My love for Reagan was immediate and overpowering. I knew, after that time in the hospital, sacrificing sleep and sanity would be only the beginning of what I would be willing to do for this little boy.
Every year my love for him has grown. He does and says some of the funniest, silliest things. He gives wonderful hugs and delightful kisses. He can be snotty and whiny and often times he drives me nearly insane. But then, one little look, one lift of his eyebrows as he loves to do, and my frustration melts away. I remember that he worked hard to be part of this world and that with winning that fight, maybe he has earned an extra share of my patience.
 


I love and adore my Reagan . He is a blessing and a treat. It would take me all day to express how much I love him and all the traits I adore about him.
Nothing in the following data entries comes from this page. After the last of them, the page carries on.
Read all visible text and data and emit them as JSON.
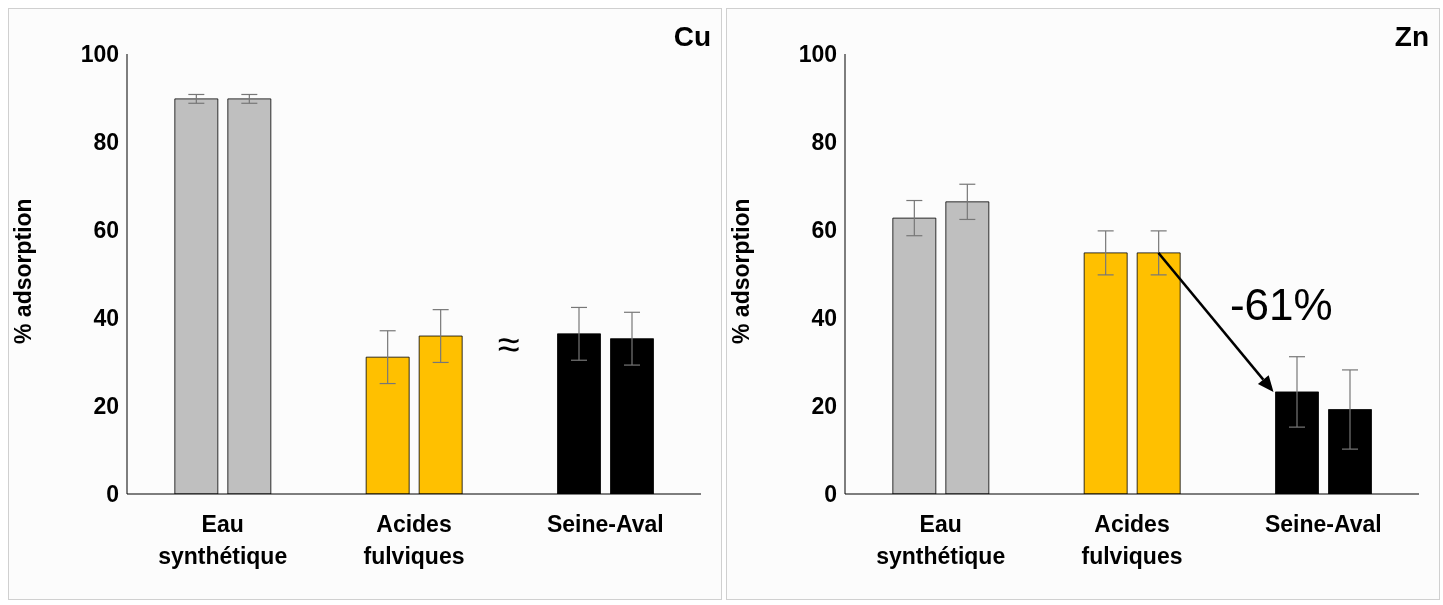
{
  "chart_data": [
    {
      "type": "bar",
      "title": "Cu",
      "ylabel": "% adsorption",
      "categories": [
        "Eau synthétique",
        "Acides fulviques",
        "Seine-Aval"
      ],
      "ylim": [
        0,
        100
      ],
      "yticks": [
        0,
        20,
        40,
        60,
        80,
        100
      ],
      "series": [
        {
          "colors": [
            "#bfbfbf",
            "#ffc000",
            "#000000"
          ],
          "values": [
            89.8,
            31.1,
            36.4
          ],
          "errors": [
            1,
            6,
            6
          ]
        },
        {
          "colors": [
            "#bfbfbf",
            "#ffc000",
            "#000000"
          ],
          "values": [
            89.8,
            35.9,
            35.3
          ],
          "errors": [
            1,
            6,
            6
          ]
        }
      ],
      "annotations": [
        "≈"
      ]
    },
    {
      "type": "bar",
      "title": "Zn",
      "ylabel": "% adsorption",
      "categories": [
        "Eau synthétique",
        "Acides fulviques",
        "Seine-Aval"
      ],
      "ylim": [
        0,
        100
      ],
      "yticks": [
        0,
        20,
        40,
        60,
        80,
        100
      ],
      "series": [
        {
          "colors": [
            "#bfbfbf",
            "#ffc000",
            "#000000"
          ],
          "values": [
            62.7,
            54.8,
            23.2
          ],
          "errors": [
            4,
            5,
            8
          ]
        },
        {
          "colors": [
            "#bfbfbf",
            "#ffc000",
            "#000000"
          ],
          "values": [
            66.4,
            54.8,
            19.2
          ],
          "errors": [
            4,
            5,
            9
          ]
        }
      ],
      "annotations": [
        {
          "text": "-61%",
          "x": "Seine-Aval",
          "y": 23.2
        }
      ]
    }
  ]
}
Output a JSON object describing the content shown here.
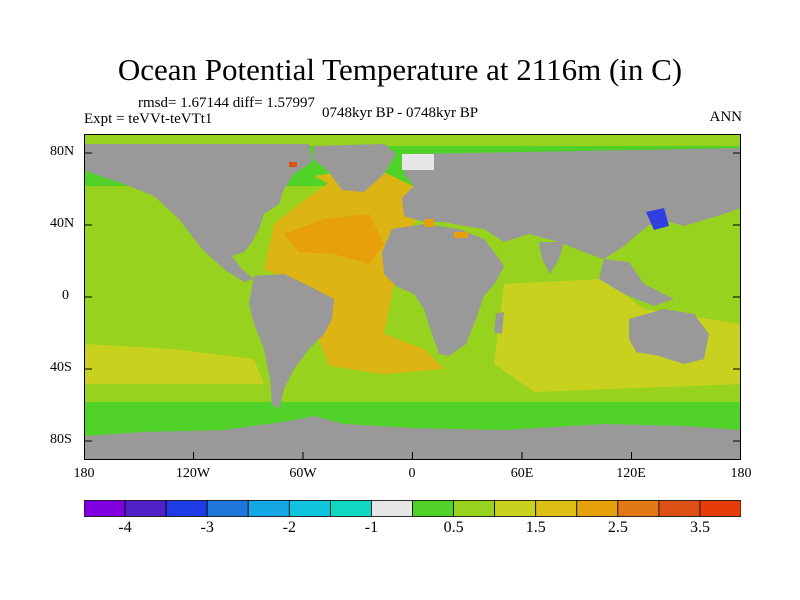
{
  "header": {
    "title": "Ocean Potential Temperature at 2116m (in C)",
    "stats": "rmsd= 1.67144 diff= 1.57997",
    "experiment": "Expt = teVVt-teVTt1",
    "period": "0748kyr BP - 0748kyr BP",
    "season": "ANN"
  },
  "axes": {
    "lat_labels": [
      "80N",
      "40N",
      "0",
      "40S",
      "80S"
    ],
    "lon_labels": [
      "180",
      "120W",
      "60W",
      "0",
      "60E",
      "120E",
      "180"
    ]
  },
  "colorbar": {
    "colors": [
      "#8000e0",
      "#5020c8",
      "#1e3ce6",
      "#1e78dc",
      "#14a8e6",
      "#10c4de",
      "#10d8c0",
      "#e6e6e6",
      "#50d228",
      "#96d21e",
      "#c8d21e",
      "#dcbe14",
      "#e6a00a",
      "#e17814",
      "#dc5014",
      "#e63c0a"
    ],
    "labels": [
      "-4",
      "-3",
      "-2",
      "-1",
      "0.5",
      "1.5",
      "2.5",
      "3.5"
    ]
  },
  "map_colors": {
    "land": "#999999",
    "polar": "#50d228",
    "ocean_cool": "#96d21e",
    "ocean_mild": "#c8d21e",
    "atlantic": "#dcb414",
    "atlantic_warm": "#e6a00a",
    "hot_spot": "#dc5014",
    "cold_spot": "#3040e0"
  }
}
Suffice it to say, he brings joy wherever he goes. His sweet, generous spirit, his friendliness and creativity, his will and determination, all of this and more, make him the wonderful little man that he is.
Reagan is five years old today. He is worth the effort it took to keep him alive and worth the efforts that will be required of James and I for the rest of our lives, to provide for him until adulthood, to be there for him as he needs guidance and support throughout his life.
I don't know why he chose us to be his mommy and daddy, but for five years I have been so terribly grateful that he did.

Happy Birthday, my sweet little Pookie Bear! You are loved to the moon and back and even to the stars!